Il y a des tubes comme ça, comme "Such a Shame", qu'on peut écouter/entendre des milliards de fois sans s'en lasser. C'est ce qui s'est passé d'ailleurs, depuis 1984, année de la parution de ce hit planétaire indémodable.
Le groupe Talk Talk a été l'un des artisans pop les plus doués de sa génération, effectuant un sans faute du premier album au troisième, une trilogie new wave exemplaire alignant les tubes imparables : "It's my life", "Today", "Talk Talk", "Life's what's you make it", etc.
A partir du virage confidentiel opéré avec Spirit of Eden en 1988, c'était autre chose. Une autre histoire, sonnant le glas des années 80, la fin d'un monde, déjà.
Alors que la plupart des artistes ayant caracolé en tête des hit-parades courent après leur gloire d'antan une fois le vent du succès passé, prêts à tout pour refaire surface, Mark Hollis n'a fait que prendre la tangente, tournant le dos au show-biz définitivement au bout de cinq ans d'envol.
Après s'être brûlé à la lampe électrique des feux de la notoriété, l'art de ce papillon de nuit n'a consisté qu'en l'expression d'une longue plainte, une agonie en trois mouvements.

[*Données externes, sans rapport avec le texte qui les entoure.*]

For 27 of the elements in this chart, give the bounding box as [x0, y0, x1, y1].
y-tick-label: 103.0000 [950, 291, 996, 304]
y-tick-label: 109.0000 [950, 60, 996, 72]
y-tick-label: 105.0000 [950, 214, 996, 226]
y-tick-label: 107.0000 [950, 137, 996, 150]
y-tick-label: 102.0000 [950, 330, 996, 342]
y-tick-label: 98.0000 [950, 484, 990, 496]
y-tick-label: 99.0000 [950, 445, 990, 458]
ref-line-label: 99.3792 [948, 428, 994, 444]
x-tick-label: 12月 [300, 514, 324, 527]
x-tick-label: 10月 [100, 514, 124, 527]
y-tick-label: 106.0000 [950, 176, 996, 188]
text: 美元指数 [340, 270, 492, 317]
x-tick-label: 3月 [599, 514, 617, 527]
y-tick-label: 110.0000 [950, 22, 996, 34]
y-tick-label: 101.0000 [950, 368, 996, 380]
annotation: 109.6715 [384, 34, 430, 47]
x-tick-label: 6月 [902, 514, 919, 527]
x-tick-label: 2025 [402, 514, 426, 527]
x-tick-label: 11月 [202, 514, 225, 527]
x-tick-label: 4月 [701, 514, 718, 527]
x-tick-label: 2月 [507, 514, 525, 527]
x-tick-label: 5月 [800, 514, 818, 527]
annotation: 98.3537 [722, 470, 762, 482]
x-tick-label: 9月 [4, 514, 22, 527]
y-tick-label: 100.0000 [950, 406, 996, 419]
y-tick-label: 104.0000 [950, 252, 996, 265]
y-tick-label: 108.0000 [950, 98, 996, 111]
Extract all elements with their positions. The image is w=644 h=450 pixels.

Il aura mis en scène, musicalement, son lent effacement, traduisant ce glissement vers l'absence définitive avec d'abord un splendide Spirit of Eden renouant encore par endroits avec la puissance charnelle des premières heures du groupe, disque éthéré auquel succéda en 1991 Laughing Stock en forme de jazz atonal de chambre, marquant une distance plus accentuée encore - quasi autiste - dans des limbes sonores inaccessibles, pour finir par le monacal album solo de Mark Hollis en guise de point de suspension intimiste et céleste sur lequel plane le fantôme de Nick Drake. Un enregistrement où le piano peine à déranger le silence. Comme une obsession, l'artiste y chantait "The Colour of Spring", douze ans après le disque du même nom signé avec Talk Talk. Un parcours en forme de rédemption pour se laver de ses péchés pop, à la lessive bucolique.

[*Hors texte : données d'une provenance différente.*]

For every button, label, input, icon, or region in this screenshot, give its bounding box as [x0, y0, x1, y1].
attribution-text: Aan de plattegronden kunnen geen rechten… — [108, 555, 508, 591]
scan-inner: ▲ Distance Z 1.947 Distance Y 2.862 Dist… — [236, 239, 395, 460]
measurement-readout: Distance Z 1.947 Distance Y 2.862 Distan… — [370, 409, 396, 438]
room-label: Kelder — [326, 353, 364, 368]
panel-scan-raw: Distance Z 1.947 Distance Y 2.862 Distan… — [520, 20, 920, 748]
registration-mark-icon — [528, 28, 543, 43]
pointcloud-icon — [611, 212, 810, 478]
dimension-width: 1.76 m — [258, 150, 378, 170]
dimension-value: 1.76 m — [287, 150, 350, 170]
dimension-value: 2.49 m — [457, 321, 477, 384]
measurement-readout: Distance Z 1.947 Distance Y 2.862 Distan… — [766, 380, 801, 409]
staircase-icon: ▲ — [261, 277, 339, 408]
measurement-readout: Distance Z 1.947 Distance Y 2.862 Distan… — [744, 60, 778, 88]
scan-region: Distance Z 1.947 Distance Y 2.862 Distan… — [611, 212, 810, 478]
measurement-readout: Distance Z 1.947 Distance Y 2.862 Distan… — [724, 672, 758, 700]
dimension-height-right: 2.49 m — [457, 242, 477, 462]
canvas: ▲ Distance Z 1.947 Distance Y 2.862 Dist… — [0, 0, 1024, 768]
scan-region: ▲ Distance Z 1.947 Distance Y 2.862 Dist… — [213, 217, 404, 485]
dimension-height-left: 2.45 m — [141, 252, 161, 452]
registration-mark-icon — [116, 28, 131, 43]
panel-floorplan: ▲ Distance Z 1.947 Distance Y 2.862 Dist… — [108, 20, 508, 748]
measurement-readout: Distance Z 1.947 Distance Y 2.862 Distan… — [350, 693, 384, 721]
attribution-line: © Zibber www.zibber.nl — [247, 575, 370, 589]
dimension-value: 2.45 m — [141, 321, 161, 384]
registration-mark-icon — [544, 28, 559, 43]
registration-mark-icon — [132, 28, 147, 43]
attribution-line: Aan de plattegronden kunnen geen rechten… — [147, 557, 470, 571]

On ne savait rien de ce chanteur looké à la Lennon, on l'imaginait coulant des beaux jours dans sa retraite paisible et secrète, comme un Salinger de la pop music. Reclus du monde, de la laideur. Sauf qu'il ne mourra pas à 90 balais. Et il ne verra pas une dernière fois les couleurs du printemps, celles qui le consacrèrent le temps d'une saison éphémère il y a 33 ans.